“Mr. Mangan,” he said, “you listen to me. I sell this man the controlling interests in a mine, shares which I have held for four and a half years and never drew a penny dividend. I sell them to him, I say, at par. Well, I need the money and it seems to me that I had given the shares a fair chance. Within five weeks—five weeks, sir,” he repeated, struggling to attune his voice to his civilised surroundings, “those shares had gone from par to fourteen and a half. To-day they stand at twenty. He gave me five thousand pounds for those shares. To-day he could walk into your stock market and sell them for one hundred thousand. That is the way money is made in Africa, Mr. Mangan, where innocents like me are to be found every day.”
Dominey poured out a glass of wine and passed it to their visitor.
“Come,” he said, “we all have our ups and downs. Africa owes you nothing, Seaman.”
“I have done well in my small way,” Seaman admitted, fingering the stem of his wineglass, “but where I have had to plod, Sir Everard here has stood and commanded fate to pour her treasures into his lap.”
The lawyer was listening with a curious interest and pleasure to this half bantering conversation. He found an opportunity now to intervene.
“So you two were really friends in Africa?” he remarked, with a queer and almost inexplicable sense of relief.
“If Sir Everard permits our association to be so called,” Seaman replied. “We have done business together in the great cities—in Johannesburg and Pretoria, in Kimberley and Cape Town—and we have prospected together in the wild places. We have trekked the veldt and been lost to the world for many months at a time. We have seen the real wonders of Africa together, as well as her tawdry civilisation.”
“And you, too,” Mr. Mangan asked, “have you retired?”
Seaman’s smile was almost beatific.
“The same deal,” he said, “which brought Sir Everard’s fortune to wonderful figures brought me that modest sum which I had sworn to reach before I returned to England. It is true. I have retired from money-making. It is now that I take up again my real life’s work.”

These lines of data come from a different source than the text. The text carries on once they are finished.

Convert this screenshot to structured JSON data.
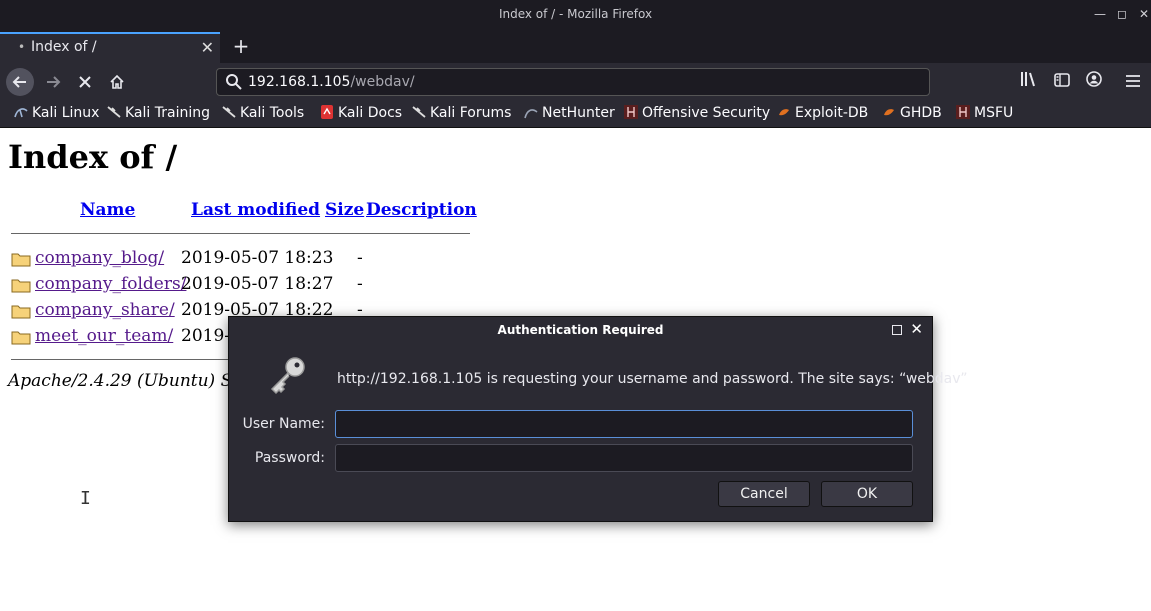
{
  "window": {
    "title": "Index of / - Mozilla Firefox"
  },
  "tab": {
    "label": "Index of /"
  },
  "urlbar": {
    "host": "192.168.1.105",
    "path": "/webdav/"
  },
  "bookmarks": [
    {
      "label": "Kali Linux"
    },
    {
      "label": "Kali Training"
    },
    {
      "label": "Kali Tools"
    },
    {
      "label": "Kali Docs"
    },
    {
      "label": "Kali Forums"
    },
    {
      "label": "NetHunter"
    },
    {
      "label": "Offensive Security"
    },
    {
      "label": "Exploit-DB"
    },
    {
      "label": "GHDB"
    },
    {
      "label": "MSFU"
    }
  ],
  "page": {
    "heading": "Index of /",
    "columns": {
      "name": "Name",
      "modified": "Last modified",
      "size": "Size",
      "description": "Description"
    },
    "rows": [
      {
        "name": "company_blog/",
        "modified": "2019-05-07 18:23",
        "size": "-"
      },
      {
        "name": "company_folders/",
        "modified": "2019-05-07 18:27",
        "size": "-"
      },
      {
        "name": "company_share/",
        "modified": "2019-05-07 18:22",
        "size": "-"
      },
      {
        "name": "meet_our_team/",
        "modified": "2019-05-07 18:23",
        "size": "-"
      }
    ],
    "footer": "Apache/2.4.29 (Ubuntu) Server at 192.168.1.105 Port 80"
  },
  "dialog": {
    "title": "Authentication Required",
    "message": "http://192.168.1.105 is requesting your username and password. The site says: “webdav”",
    "username_label": "User Name:",
    "password_label": "Password:",
    "username_value": "",
    "password_value": "",
    "cancel_label": "Cancel",
    "ok_label": "OK"
  },
  "colors": {
    "chrome_dark": "#1c1b22",
    "chrome": "#2b2a33",
    "link": "#0000ee",
    "visited": "#551a8b",
    "focus": "#5a8fd8"
  }
}
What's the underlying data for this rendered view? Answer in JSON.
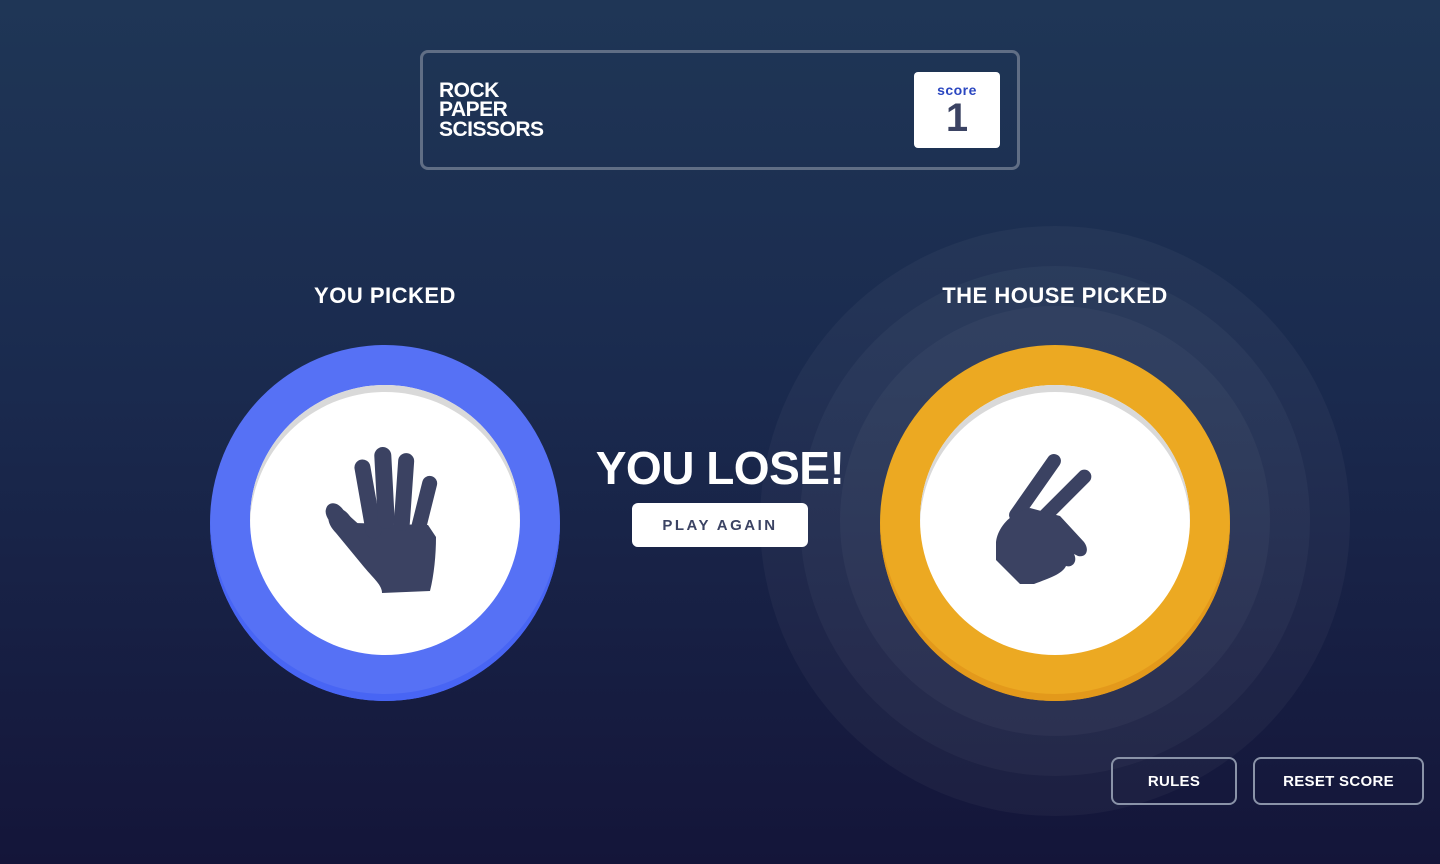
{
  "header": {
    "title_lines": [
      "ROCK",
      "PAPER",
      "SCISSORS"
    ],
    "score_label": "score",
    "score_value": "1"
  },
  "player": {
    "label": "YOU PICKED",
    "choice": "paper",
    "icon": "paper-hand-icon",
    "color": "#5671f5"
  },
  "house": {
    "label": "THE HOUSE PICKED",
    "choice": "scissors",
    "icon": "scissors-hand-icon",
    "color": "#eca922",
    "winner": true
  },
  "result": {
    "text": "YOU LOSE!",
    "play_again_label": "PLAY AGAIN"
  },
  "footer": {
    "rules_label": "RULES",
    "reset_label": "RESET SCORE"
  }
}
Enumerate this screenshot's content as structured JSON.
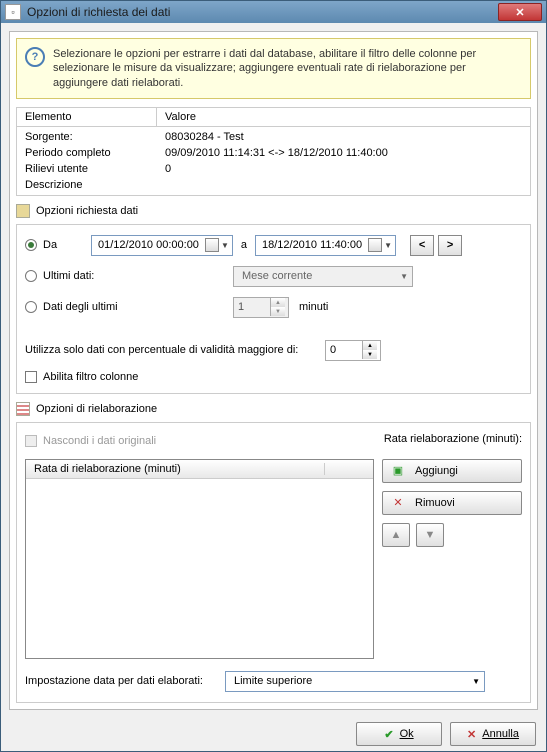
{
  "window": {
    "title": "Opzioni di richiesta dei dati"
  },
  "info": {
    "text": "Selezionare le opzioni per estrarre i dati dal database, abilitare il filtro delle colonne per selezionare le misure da visualizzare; aggiungere eventuali rate di rielaborazione per aggiungere dati rielaborati."
  },
  "summary": {
    "headers": {
      "element": "Elemento",
      "value": "Valore"
    },
    "rows": [
      {
        "label": "Sorgente:",
        "value": "08030284 - Test"
      },
      {
        "label": "Periodo completo",
        "value": "09/09/2010 11:14:31 <-> 18/12/2010 11:40:00"
      },
      {
        "label": "Rilievi utente",
        "value": "0"
      },
      {
        "label": "Descrizione",
        "value": ""
      }
    ]
  },
  "section_request": {
    "title": "Opzioni richiesta dati",
    "opt_da": {
      "label": "Da",
      "from": "01/12/2010 00:00:00",
      "sep": "a",
      "to": "18/12/2010 11:40:00"
    },
    "opt_ultimi": {
      "label": "Ultimi dati:",
      "combo": "Mese corrente"
    },
    "opt_ultimi_n": {
      "label": "Dati degli ultimi",
      "value": "1",
      "unit": "minuti"
    },
    "validity": {
      "label": "Utilizza solo dati con percentuale di validità maggiore di:",
      "value": "0"
    },
    "filter": {
      "label": "Abilita filtro colonne"
    }
  },
  "section_reproc": {
    "title": "Opzioni di rielaborazione",
    "hide": "Nascondi i dati originali",
    "rate_label": "Rata rielaborazione (minuti):",
    "col_header": "Rata di rielaborazione (minuti)",
    "add": "Aggiungi",
    "remove": "Rimuovi",
    "date_setting": {
      "label": "Impostazione data per dati elaborati:",
      "value": "Limite superiore"
    }
  },
  "buttons": {
    "ok": "Ok",
    "cancel": "Annulla"
  }
}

“If you are going to talk about your hobby,” Dominey observed, “you had better order them to serve your lunch here.”
“I had finished my lunch before you came in,” his friend replied. “I drink another glass of wine with you, perhaps. Afterwards a liqueur—who can say? In this climate one is favoured, one can drink freely. Sir Everard and I, Mr. Mangan, have been in places where thirst is a thing to be struggled against, where for months a little weak brandy and water was our chief dissipation.”
“Tell me about this hobby?” the lawyer enquired.
Dominey intervened promptly. “I protest. If he begins to talk of that, he’ll be here all the afternoon.”
Seaman held out his hands and rolled his head from side to side.